Der Film führt vor Augen, dass die grausame Verfolgung und Vernichtung der Juden zwar traurige Vergangenheit ist, aber bis in die Gegenwart nachwirkt und lebendig ist, denn auch heute ist jeder noch ein Teil davon, ein Ergebnis der unheilvollen Geschichte im Dritten Reich. "Wenn wir eine Geschichte weitererzählen, verwandelt sie sich in das, was wir waren und in die Hoffnung, was wir hätten sein können", so lautet eine Textpassage im Film, die tief bewegt.

"Sarahs Schlüssel" ist die Verfilmung des gleichnamigen Romans der französischen Schriftstellerin und Journalistin Tatiana de Rosnay und kam im Jahre 2010 in Frankreich auf die Leinwand. Ein mutiger Streifen, denn bis 1990 war die Deportation jüdischer Bürger durch die Franzosen in Arbeits- und Vernichtungslager in Frankreich kein Thema.

Der Film zeigt eigentlich zwei Geschichten, spielt abwechselnd in den Jahren 1942 und 2009 und pendelt ständig zwischen Vergangenheit und Gegenwart.

Zum Inhalt: 1942 wird die zehn Jahre alte Sarah mit ihren Eltern ins Wintervelodrom in Paris zur Judendeportation gebracht. Ihren kleinen Bruder versucht sie zu retten, indem sie ihn in einem Tapetenwandschrank im Schlafzimmer ihrer Eltern versteckt und einschließt.

Flucht aus dem Lager und die Suche nach dem Bruder

Als ihr bewusst wird, was dies bedeutet, hat sie nur einen Gedanken, sie muss zurück zu ihrem Bruder. Von ihren Eltern getrennt, die nach Auschwitz deportiert werden und dort umkommen, gelingt es ihr, aus dem Lager zu entkommen. Eine mit ihr geflohene Freundin stirbt auf der Flucht, während sie Zuflucht und Schutz bei der Familie eines Bauern auf dem Lande findet. Den Schlüssel des Wandschranks trägt sie stets bei sich.

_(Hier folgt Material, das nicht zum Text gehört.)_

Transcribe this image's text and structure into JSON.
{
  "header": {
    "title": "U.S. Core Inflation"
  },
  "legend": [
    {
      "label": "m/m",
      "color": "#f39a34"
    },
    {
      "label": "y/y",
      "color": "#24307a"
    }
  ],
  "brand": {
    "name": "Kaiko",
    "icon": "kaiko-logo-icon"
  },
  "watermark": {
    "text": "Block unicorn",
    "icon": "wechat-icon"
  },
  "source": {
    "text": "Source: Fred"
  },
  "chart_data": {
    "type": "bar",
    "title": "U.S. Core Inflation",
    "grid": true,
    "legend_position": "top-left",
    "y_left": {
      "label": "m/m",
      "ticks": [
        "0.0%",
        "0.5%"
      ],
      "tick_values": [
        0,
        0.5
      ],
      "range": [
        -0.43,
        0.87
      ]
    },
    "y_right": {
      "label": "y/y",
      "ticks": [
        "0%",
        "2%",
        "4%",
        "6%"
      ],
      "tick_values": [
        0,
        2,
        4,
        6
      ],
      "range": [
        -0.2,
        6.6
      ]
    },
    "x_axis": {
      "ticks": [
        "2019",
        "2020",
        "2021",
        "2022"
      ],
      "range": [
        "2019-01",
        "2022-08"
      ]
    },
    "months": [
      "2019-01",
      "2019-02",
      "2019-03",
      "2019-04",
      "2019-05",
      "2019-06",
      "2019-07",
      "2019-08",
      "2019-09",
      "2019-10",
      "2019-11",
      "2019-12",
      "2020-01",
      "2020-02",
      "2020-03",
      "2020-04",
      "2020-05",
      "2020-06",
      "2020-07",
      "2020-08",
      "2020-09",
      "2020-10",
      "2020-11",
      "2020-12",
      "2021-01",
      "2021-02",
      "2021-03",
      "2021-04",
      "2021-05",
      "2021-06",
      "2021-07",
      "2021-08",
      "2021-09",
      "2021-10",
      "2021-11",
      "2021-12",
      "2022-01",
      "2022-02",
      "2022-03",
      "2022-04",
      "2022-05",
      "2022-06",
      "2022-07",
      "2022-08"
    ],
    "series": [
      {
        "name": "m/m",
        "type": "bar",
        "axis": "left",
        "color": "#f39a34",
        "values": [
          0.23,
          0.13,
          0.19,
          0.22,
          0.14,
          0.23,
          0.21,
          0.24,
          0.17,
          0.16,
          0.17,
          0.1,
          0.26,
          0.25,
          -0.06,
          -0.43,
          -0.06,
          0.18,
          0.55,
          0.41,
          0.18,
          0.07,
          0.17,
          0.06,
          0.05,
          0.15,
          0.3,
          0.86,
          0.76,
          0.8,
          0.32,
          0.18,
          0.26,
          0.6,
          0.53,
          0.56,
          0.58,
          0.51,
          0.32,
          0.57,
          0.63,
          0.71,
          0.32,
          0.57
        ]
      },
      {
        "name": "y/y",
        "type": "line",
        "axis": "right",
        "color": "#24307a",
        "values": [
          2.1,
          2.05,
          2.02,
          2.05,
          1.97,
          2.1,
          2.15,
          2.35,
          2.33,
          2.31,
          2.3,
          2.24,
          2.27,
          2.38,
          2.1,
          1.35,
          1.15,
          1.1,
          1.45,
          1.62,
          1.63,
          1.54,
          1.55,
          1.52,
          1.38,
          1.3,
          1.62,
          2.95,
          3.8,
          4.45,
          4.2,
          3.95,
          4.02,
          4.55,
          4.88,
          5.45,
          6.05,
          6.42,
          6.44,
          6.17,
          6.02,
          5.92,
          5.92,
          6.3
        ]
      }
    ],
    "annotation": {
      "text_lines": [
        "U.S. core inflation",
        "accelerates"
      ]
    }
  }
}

In Begleitung des beschützenden Ehepaares kommt sie nach langer Zeit nach Paris, stürmt in die frühere elterliche Wohnung, die inzwischen von anderen Menschen bewohnt wird und öffnet den Wandschrank. Ein unglaublicher Schock für alle.

Und genau in diese Pariser Wohnung will 2009 eine amerikanische Journalistin mit ihrer Familie einziehen. Die Wohnung wurde nach 1942 von den Großeltern ihres französischen Ehemannes bewohnt und schließlich auch gekauft. Durch Recherchen für einen Artikel, den sie schreiben soll, gerät sie in ein wohl gehütetes Geheimnis der Familie ihres Mannes, das bis dahin nur ihm und seinem Vater bekannt war. Die Geschehnisse kommen nun ans Tageslicht: höchst tragische Szenen, bei denen Fragen nach Schuld oder Unschuld aufkommen.

Aufwendige Recherchen führen die Journalistin Julia auf die Spur von Sarah, die inzwischen in die USA ausgewandert ist. Sarah, verheiratet mit einem Amerikaner und Mutter eines neunjährigen Sohnes, leidet an einer schweren Depression und stirbt durch Selbstmord durch einen vorsätzlichen Autounfall.

Ein politischer und psychologischer Thriller

Die Schuld am Tod ihres kleinen Bruders konnte Sarah nie überwinden. Wer seine Mutter wirklich war, erfuhr Sarahs Sohn erst durch die Journalistin Julia und durch seinen betagten Vater. Der Film ist ein Thriller, politisch wie psychologisch. In den Hauptrollen unter der Regie von Gilles Paquet-Brenner spielten als Journalistin Julia Kristin Scott Thomas, als Sarah (unterschiedlich alt) Charlotte Poutrel und Mélusine Mayance.

Tiefe Betroffenheit war in den Gesichtern der Kinobesucher zu sehen. Gelegenheit zum Gespräch und Gedankenaustausch gab es bei einem Glas israelischem Wein und Kleingebäck, das die Mitglieder der Projektgruppe den Besuchern im Anschluss an die tieftraurige Geschichte der zehnjährigen Sarah anboten.